OPINIONFinancing

Did third-party delivery contribute to Houlihan’s bankruptcy?

The casual-dining chain cited costs associated with the service, suggesting the burgeoning business is a headwind for some companies, says RB’s The Bottom Line.
houlian's storefront
Photograph courtesy of Houlihan's

the bottom line

When companies file for Chapter 11 bankruptcy protection, they typically include an explanation for why they need to take such a step. Restaurant chains usually offer a dose of circumstances unique to the company along with overall trends affecting the business.

Those trends in recent years have included the difficult market for casual dining, overall industry competitiveness, costly leases and, of course, higher minimum wage costs.

You can add another problem: third-party delivery.

That, at least, was among the factors in the bankruptcy filing of HRI Holding Corp., the parent company of Houlihan’s.

Specifically, it said this: “Various industry headwinds, senior management changes and shifts in investment philosophy eventually left the company without the funds needed to grow their businesses and absorb the costs associated with the shifting labor market, unfavorable leases, and the rapid growth in costly third-party delivery.”

Third-party delivery did not put Houlihan’s into bankruptcy. The company has had financial problems all year long and hired a restructuring adviser earlier in June. It didn’t actually enter into a third-party delivery deal, at least officially, until August.

In other words, Houlihan’s bankruptcy filing was an inevitability regardless of whether it ever even touched third-party delivery.

But the filing does suggest the service is a potential problem for a number of restaurant chains, particularly those struggling to make their way in a world where takeout is taking over. It’s contributing to what is already a difficult operating environment for chains with waitstaff.

Potential profitability challenges associated with the service are likely keeping a number of chains from adding it.

Third-party delivery is definitely expensive. Restaurant chains have to pay for improved takeout packaging, and fees from the service cut into profits. For casual-dining concepts, delivery doesn’t generally feature beverages that many of them rely on for earnings.

While companies have worked hard to improve the profitability of using the service, it’s still a major problem for many operators. And casual-dining chains on the edge like Houlihan’s struggle to even offer the service because they have other concerns.

Numerous chains have gone into bankruptcy in the past couple of years, including Bertucci’s, Kona Grill, Restaurants Unlimited, Perkins & Marie Callender’s, Real Mex, Taco Bueno and others.

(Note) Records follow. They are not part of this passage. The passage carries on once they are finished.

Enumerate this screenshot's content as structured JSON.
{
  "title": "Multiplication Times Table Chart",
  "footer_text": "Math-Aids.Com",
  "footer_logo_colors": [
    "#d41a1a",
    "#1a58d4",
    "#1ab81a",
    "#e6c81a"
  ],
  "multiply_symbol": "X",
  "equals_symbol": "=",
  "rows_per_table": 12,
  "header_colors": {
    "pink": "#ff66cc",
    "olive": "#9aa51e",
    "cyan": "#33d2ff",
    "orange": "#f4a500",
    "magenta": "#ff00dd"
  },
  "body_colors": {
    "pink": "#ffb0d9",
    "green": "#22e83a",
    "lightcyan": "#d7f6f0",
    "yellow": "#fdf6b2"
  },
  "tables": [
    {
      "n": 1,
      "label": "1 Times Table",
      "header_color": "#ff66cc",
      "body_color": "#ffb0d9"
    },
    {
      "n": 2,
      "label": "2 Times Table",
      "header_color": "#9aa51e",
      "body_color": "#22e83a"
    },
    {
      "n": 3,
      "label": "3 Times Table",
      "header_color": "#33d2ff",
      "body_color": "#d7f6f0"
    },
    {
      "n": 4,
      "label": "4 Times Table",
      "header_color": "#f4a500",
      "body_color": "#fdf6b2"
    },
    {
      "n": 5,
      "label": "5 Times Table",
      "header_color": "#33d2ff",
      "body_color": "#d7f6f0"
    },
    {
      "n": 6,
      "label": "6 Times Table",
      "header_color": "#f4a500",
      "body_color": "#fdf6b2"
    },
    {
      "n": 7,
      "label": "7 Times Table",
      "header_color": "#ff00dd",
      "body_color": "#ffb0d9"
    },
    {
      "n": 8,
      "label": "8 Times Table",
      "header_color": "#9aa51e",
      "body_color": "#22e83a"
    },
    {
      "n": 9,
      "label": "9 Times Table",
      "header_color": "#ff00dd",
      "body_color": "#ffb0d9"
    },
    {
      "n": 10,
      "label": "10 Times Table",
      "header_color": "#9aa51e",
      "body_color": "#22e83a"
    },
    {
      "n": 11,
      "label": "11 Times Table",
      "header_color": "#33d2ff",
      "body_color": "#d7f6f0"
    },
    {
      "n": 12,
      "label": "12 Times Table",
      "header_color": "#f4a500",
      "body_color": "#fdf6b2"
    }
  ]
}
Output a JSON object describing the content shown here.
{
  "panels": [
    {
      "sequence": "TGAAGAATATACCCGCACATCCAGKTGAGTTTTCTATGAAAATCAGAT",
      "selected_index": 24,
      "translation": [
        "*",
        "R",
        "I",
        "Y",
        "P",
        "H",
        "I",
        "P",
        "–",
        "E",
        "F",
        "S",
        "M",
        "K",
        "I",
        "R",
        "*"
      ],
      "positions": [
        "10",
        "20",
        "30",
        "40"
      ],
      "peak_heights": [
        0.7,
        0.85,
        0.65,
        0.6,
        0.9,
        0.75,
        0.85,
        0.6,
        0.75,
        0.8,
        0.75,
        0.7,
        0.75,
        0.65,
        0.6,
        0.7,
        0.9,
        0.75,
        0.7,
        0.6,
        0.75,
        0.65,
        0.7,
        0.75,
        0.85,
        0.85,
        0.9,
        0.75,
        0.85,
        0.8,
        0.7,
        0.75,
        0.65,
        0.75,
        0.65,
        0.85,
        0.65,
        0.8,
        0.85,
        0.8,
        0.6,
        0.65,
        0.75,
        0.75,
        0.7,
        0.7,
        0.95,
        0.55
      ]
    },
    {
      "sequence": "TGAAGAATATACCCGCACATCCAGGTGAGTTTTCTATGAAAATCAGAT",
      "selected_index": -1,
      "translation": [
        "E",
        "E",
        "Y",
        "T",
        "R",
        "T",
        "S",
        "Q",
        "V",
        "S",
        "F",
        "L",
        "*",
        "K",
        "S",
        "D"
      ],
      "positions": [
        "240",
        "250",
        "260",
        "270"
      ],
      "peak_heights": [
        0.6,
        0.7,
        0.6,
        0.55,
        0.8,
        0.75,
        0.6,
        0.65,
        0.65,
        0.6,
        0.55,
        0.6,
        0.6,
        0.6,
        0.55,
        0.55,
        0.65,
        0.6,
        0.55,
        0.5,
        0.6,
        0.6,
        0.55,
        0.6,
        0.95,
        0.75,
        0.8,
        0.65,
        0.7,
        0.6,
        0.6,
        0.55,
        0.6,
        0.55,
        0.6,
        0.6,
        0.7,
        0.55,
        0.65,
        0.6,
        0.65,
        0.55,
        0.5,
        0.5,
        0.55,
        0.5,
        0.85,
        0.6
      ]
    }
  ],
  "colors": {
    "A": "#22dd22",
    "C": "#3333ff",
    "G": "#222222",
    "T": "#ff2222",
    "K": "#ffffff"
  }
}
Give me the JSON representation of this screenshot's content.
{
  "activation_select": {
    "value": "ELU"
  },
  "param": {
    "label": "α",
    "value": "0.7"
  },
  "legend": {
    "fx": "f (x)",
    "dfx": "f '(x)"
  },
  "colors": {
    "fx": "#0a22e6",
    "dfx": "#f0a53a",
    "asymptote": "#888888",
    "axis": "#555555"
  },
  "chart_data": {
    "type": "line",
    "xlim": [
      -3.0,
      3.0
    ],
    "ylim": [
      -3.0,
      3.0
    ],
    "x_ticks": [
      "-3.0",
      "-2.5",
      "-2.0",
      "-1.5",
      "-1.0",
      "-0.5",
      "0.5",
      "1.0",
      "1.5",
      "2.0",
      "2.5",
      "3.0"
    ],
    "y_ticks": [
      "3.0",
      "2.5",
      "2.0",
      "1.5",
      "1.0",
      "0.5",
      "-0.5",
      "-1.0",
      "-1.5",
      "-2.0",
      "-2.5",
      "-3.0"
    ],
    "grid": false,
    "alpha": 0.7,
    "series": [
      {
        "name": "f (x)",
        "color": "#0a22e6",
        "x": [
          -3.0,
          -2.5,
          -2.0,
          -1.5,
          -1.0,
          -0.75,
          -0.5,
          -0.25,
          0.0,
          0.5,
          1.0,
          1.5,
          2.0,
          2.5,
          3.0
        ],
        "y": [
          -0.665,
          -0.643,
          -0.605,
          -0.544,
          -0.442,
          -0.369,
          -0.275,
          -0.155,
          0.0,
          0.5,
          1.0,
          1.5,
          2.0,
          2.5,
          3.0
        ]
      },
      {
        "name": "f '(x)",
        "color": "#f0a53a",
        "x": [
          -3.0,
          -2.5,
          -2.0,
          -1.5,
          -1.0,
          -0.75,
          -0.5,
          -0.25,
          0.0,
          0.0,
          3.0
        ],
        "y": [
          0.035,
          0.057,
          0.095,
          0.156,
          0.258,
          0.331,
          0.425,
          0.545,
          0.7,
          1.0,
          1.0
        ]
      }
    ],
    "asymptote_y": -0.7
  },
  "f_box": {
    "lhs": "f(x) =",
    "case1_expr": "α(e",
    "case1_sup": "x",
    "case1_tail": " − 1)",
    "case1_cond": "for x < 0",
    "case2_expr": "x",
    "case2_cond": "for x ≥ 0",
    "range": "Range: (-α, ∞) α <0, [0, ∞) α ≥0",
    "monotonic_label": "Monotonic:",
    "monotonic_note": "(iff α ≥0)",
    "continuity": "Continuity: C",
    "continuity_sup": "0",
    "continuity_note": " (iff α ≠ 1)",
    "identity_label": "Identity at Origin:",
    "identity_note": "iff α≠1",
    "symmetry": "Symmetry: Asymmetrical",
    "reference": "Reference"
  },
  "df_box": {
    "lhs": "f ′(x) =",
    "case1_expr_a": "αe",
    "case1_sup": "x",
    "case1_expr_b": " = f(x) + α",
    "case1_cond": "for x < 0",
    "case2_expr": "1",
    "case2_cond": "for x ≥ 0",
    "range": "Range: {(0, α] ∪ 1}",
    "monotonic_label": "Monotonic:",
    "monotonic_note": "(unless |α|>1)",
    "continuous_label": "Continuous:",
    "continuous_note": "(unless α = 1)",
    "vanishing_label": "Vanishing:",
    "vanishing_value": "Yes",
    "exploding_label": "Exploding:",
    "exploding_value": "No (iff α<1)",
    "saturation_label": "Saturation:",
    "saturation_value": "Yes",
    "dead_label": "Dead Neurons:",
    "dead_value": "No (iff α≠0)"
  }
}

Most of these chains have waitstaff. And most of their bankruptcies were the result of a combination of heavy debt loads, declining overall unit volumes and various factors that increase costs. The competitive environment has hurt some chains more than others, and the weaker ones are seeking federal protection to dispose of debts and costly leases.

As we wrote about yesterday, the lack of available buyers for many of these companies is another factor.

The Houlihan’s situation is not terribly different. The company has $42.3 million in secured debt and another $4.6 million in interest associated with that debt. In May of last year, the company acquired 17 units from a franchisee, A.C.E. Restaurant Group.

The goal of that acquisition was “to bring the units in-house and refresh certain of the locations, but the company’s liquidity constraints prevented that work from being accomplished.” The acquisition “has not yet achieved its potential.”

Houlihan’s worked aggressively to fix its problems: It closed underperforming units, cut costs, changed marketing, improved the menu, developed a new prototype and worked on attracting and retaining top management talent. Same-store sales and traffic both outperformed the industry, and yet the company still couldn’t pay off loans.

Houlihan’s hasn’t made a debt payment all year and fell behind on rent. “High occupancy costs” led to $3.5 million in annual losses. The company closed 12 locations, or 17% of the 70 locations it had before the filing.

Houlihan’s has been a major victim of the consumer shift away from dining in. In 2013, the chain had 81 locations and generated $223 million in system sales. By last year, it was down to 67 units and $181.5 million in U.S. system sales, according to data from Restaurant Business sister company Technomic. That was before the filing. It now has 55 total locations.

Delivery didn’t cause Houlihan's bankruptcy. But the company was hardly in a position to do much with it.